Many unnerving tragedies have occurred since George Floyd was murdered by a Minneapolis policeman on May 25. Police frequently attacked and injured journalists covering the resulting protests – President Trump called for federal troops to police American cities – federal officers cleared the way for a Trump photo op by using tear gas and rubber bullets to push peaceful protesters out of Lafayette Square – and coronavirus deaths exceeded 110,000, partially due to Trump’s incompetent response to the pandemic.
In this time of uncertainty and chaos, Americans are crying out for a hero who will speak truth to power. They yearn for a voice that can’t be stilled by a nasty, threatening Trump tweet. Then, just when it seemed as if stalwarts like that were AWOL in the Trump era, former Defense secretary and retired Gen. James Mattis rose to the occasion. Last week his stinging rebuke of the president entitled, “In Union There Is Strength” was published by The Atlantic magazine.
The U.S. military is supposed to be a nonpartisan national defense force, which should not be used against Americans. It appears that Mattis was angered by the sight of Defense Secretary Mark Esper and chairman of the Joint Chiefs of Staff, Gen. Mark Milley – in battlefield camouflage – walking across Lafayette Square with Trump for his photo op with a Bible.
After accusing the president of trying to divide the American people instead of trying to unite them, Mattis admonished “We are witnessing the consequences of three years of this deliberate effort. We are witnessing the consequences of three years without mature leadership.” He added. “We must reject and hold accountable those in office who would make a mockery of our Constitution.”

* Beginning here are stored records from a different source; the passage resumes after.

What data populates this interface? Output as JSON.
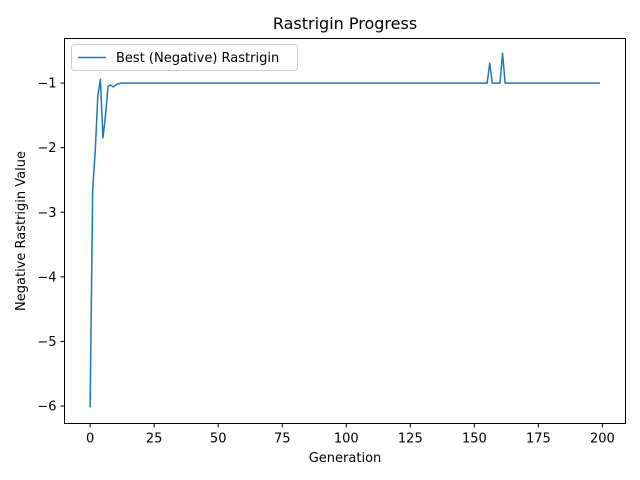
{
  "chart_data": {
    "type": "line",
    "title": "Rastrigin Progress",
    "xlabel": "Generation",
    "ylabel": "Negative Rastrigin Value",
    "xlim": [
      -10,
      209
    ],
    "ylim": [
      -6.27,
      -0.31
    ],
    "xticks": [
      0,
      25,
      50,
      75,
      100,
      125,
      150,
      175,
      200
    ],
    "yticks": [
      -6,
      -5,
      -4,
      -3,
      -2,
      -1
    ],
    "ytick_labels": [
      "−6",
      "−5",
      "−4",
      "−3",
      "−2",
      "−1"
    ],
    "grid": false,
    "legend_position": "upper-left",
    "series": [
      {
        "name": "Best (Negative) Rastrigin",
        "color": "#1f77b4",
        "x": [
          0,
          1,
          2,
          3,
          4,
          5,
          6,
          7,
          8,
          9,
          10,
          11,
          12,
          13,
          14,
          15,
          20,
          50,
          100,
          150,
          155,
          156,
          157,
          158,
          159,
          160,
          161,
          162,
          163,
          170,
          199
        ],
        "y": [
          -6.02,
          -2.65,
          -2.05,
          -1.2,
          -0.94,
          -1.85,
          -1.5,
          -1.05,
          -1.03,
          -1.06,
          -1.03,
          -1.01,
          -1.0,
          -1.0,
          -1.0,
          -1.0,
          -1.0,
          -1.0,
          -1.0,
          -1.0,
          -1.0,
          -0.69,
          -1.0,
          -1.0,
          -1.0,
          -1.0,
          -0.54,
          -1.0,
          -1.0,
          -1.0,
          -1.0
        ]
      }
    ]
  }
}
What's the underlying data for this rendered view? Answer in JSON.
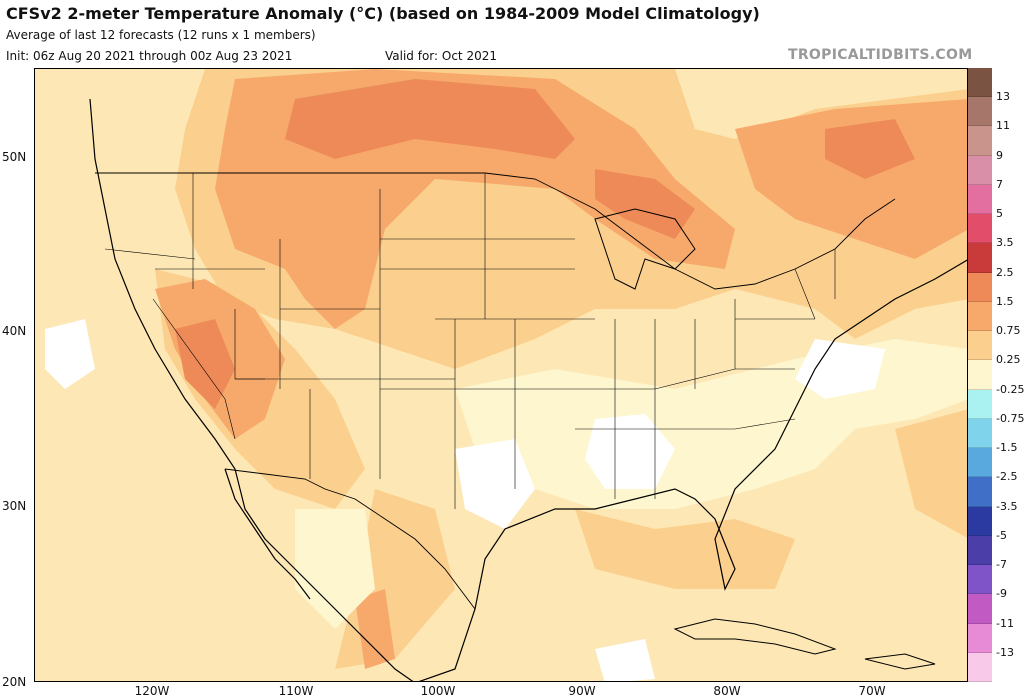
{
  "header": {
    "title": "CFSv2 2-meter Temperature Anomaly (°C) (based on 1984-2009 Model Climatology)",
    "subtitle": "Average of last 12 forecasts (12 runs x 1 members)",
    "init": "Init: 06z Aug 20 2021 through 00z Aug 23 2021",
    "valid": "Valid for: Oct 2021",
    "credit": "TROPICALTIDBITS.COM"
  },
  "map": {
    "lat_labels": [
      "50N",
      "40N",
      "30N",
      "20N"
    ],
    "lon_labels": [
      "120W",
      "110W",
      "100W",
      "90W",
      "80W",
      "70W"
    ],
    "colors": {
      "background": "#fde8b5",
      "anom_025": "#fdf6cf",
      "anom_075": "#fbd08e",
      "anom_15": "#f6a96a",
      "anom_25": "#ee8a58",
      "neutral": "#ffffff",
      "boundary": "#000000"
    }
  },
  "legend": {
    "labels": [
      "13",
      "11",
      "9",
      "7",
      "5",
      "3.5",
      "2.5",
      "1.5",
      "0.75",
      "0.25",
      "-0.25",
      "-0.75",
      "-1.5",
      "-2.5",
      "-3.5",
      "-5",
      "-7",
      "-9",
      "-11",
      "-13"
    ],
    "colors": [
      "#7a5343",
      "#a6766a",
      "#c9948c",
      "#d98fa8",
      "#e36fa0",
      "#e24e6a",
      "#c93a3a",
      "#ee8a58",
      "#f6a96a",
      "#fbd08e",
      "#fdf6cf",
      "#aaf2f2",
      "#7fd3ea",
      "#5aa9de",
      "#3f6fc7",
      "#2b3aa0",
      "#4b3ea8",
      "#7f54c8",
      "#c15bc3",
      "#e88bd7",
      "#f8c9e8"
    ]
  }
}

This powerful, unprecedented condemnation of the commander in chief by a well-respected retired Marine general required a response from politicians of both parties. South Carolina Republican Sen. Lindsey Graham, who has effusively praised Mattis in the past, chastised the general for these statements. So did several other GOP senators who were once huge Mattis fans, although most of their colleagues tried desperately to avoid commenting. Democrats, as you might expect, lauded Mattis for his bold, forthright critique.
A few Republicans, however, were not so quick to take the former secretary of Defense to task, including Utah Sen. Mitt Romney, the 2012 Republican nominee for president and frequent Trump critic. He called Mattis a “wonderful man.” “Gen. Mattis’ letter was stunning and powerful. Gen. Mattis is a man of extraordinary sacrifice. He’s an American patriot. He’s an individual whose judgment I respect, and I think the world of him,” Romney said.
Alaska Republican Sen. Lisa Murkowski said Mattis’ statement was “overdue” and that she was “very thankful” he had made it. When asked if she intended to support Trump’s reelection she said, “I’m struggling with it”. She added that she found the statement by former President George W. Bush on Floyd’s death and the resulting protests, “empowering.”
While Bush decried the violence and looting, he said, “It is a strength when protesters, protected by responsible law enforcement, march for a better future.” Also, “Those who set out to silence those voices do not understand the meaning of America — or how it becomes a better place.”
Mattis isn’t the only Trump critic from the military and defense establishment. In a Washington Post op-ed, four former secretaries of Defense joined 85 other Democratic and Republican Defense officials in criticizing the president for his use of the military in responding to protests over Floyd’s murder. They wrote, “We are alarmed at how the president is betraying this oath [to defend the Constitution] by threatening to order members of the U.S. military to violate the rights of their fellow Americans.”
Retired ADM Mike Mullen, former chairman of the Joint Chiefs of Staff, retired ADM William H. McRaven, who directed the raid that killed Osama bin Laden, retired Marine Gen. John Allen and numerous other retired military officers have spoken out in support of Mattis and frequently against the president. “President Trump has shown he doesn’t have the qualities necessary to be a good commander in chief,” said McRaven, which sums up the opinions of many others. I don’t think Trump tweets will silence or diminish any of these men.
The U.S. military is one of the few government institutions that is still respected by the majority of Americans. Fortunately, it has so far managed to stay mostly nonpartisan under the heavy hand of a president who demands absolute loyalty from all who serve him and claims that the Constitution gives him the power to do anything he wants to.
No doubt, Trump’s power is based on his enablers’ fear of retribution. He’s a bully, quick to ridicule and punish those who challenge him. The bipartisan support for Mattis’ statements, however, indicates Trump has finally gone too far. His grip on the GOP has been weakened and his threats to this nation and its Constitution have been laid bare.
The late political scientist Gene Sharp once wrote: “Obedience is at the heart of political power.” Now, high level, virtually unassailable officials are refusing to obey Trump and that number could grow. Large, diverse groups of Americans are nonviolently protesting police brutality and Trump’s agenda. This two-level pushback demonstrates that Americans aren’t about to yield when faced with this president’s authoritarian tactics. These, I believe, will be the keys to toppling Trump’s regime in November.